We conducted a prospective study on patients admitted to our hospital with A/H1N1 infection in the season 2010/11. The diagnosis was confirmed by RT-PCT from nasopharyngeal smear or bronchoalveolar lavage in all patients. Immunological parameters (leukocyte count, lymphocyte count, CD19, CD4, CD8, immunoregulatory index, NK cells) were analysed on admission and 3 weeks after admission.

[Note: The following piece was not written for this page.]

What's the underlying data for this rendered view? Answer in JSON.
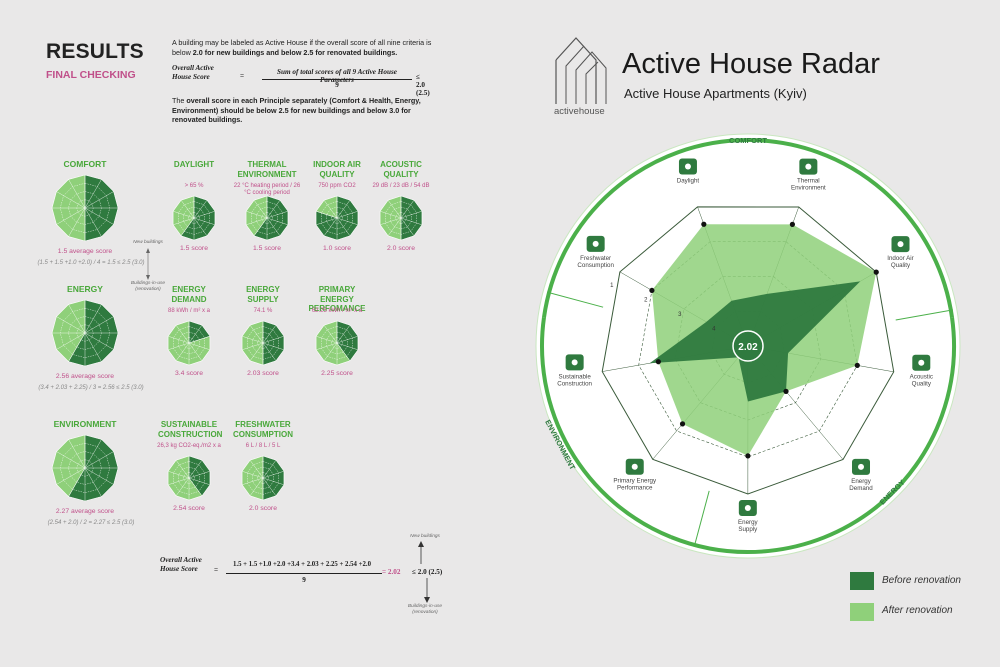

In season 2010/11 only six patients with a confirmed A/H1N1 infection required admission to intensive care (47% of all patients with a confirmed A/H1N1 infection admitted to our hospital). All patients required ventilation. Median APACHE II score was 18.2. Median ICU stay was 18.5 days. Median number of ventilator days was 14. No patient died, both 28-day and 3-month mortality was 0%. Total leukocyte count was without substantial differences, but there was a prominent lymphopenia at the time of admission (0.05 to 0.22% of total leukocyte count) as has been described in similar studies. All lymphocyte populations were decreased but a most prominent decrease was in CD4 (T-helpers) and CD8 (T-suppressors), CD19 (B-lymphocytes) and NK cells were less decreased. Comparison of the admission sample and the second sample taken 21 days after admission: both CD4 and CD8 were most decreased at admission, immunoregulatory index had a shift to positive values in the admission sample.
Our small sample of intensive care patients with a confirmed A/H1N1 infection supports the scarce published data about the early immunological profile of these patients. All our patients had a prominent lymphopenia with a most significant decrease in CD4 and CD8 cells. Due to the number of patients in the season 2010/11 and the survival of all patients we could not analyse the relation of survival and the change in time of immunological profile in this unique and probably already extinct group of patients.
Our study was supported by a grant from Scientific Board of Regional Hospital Liberec.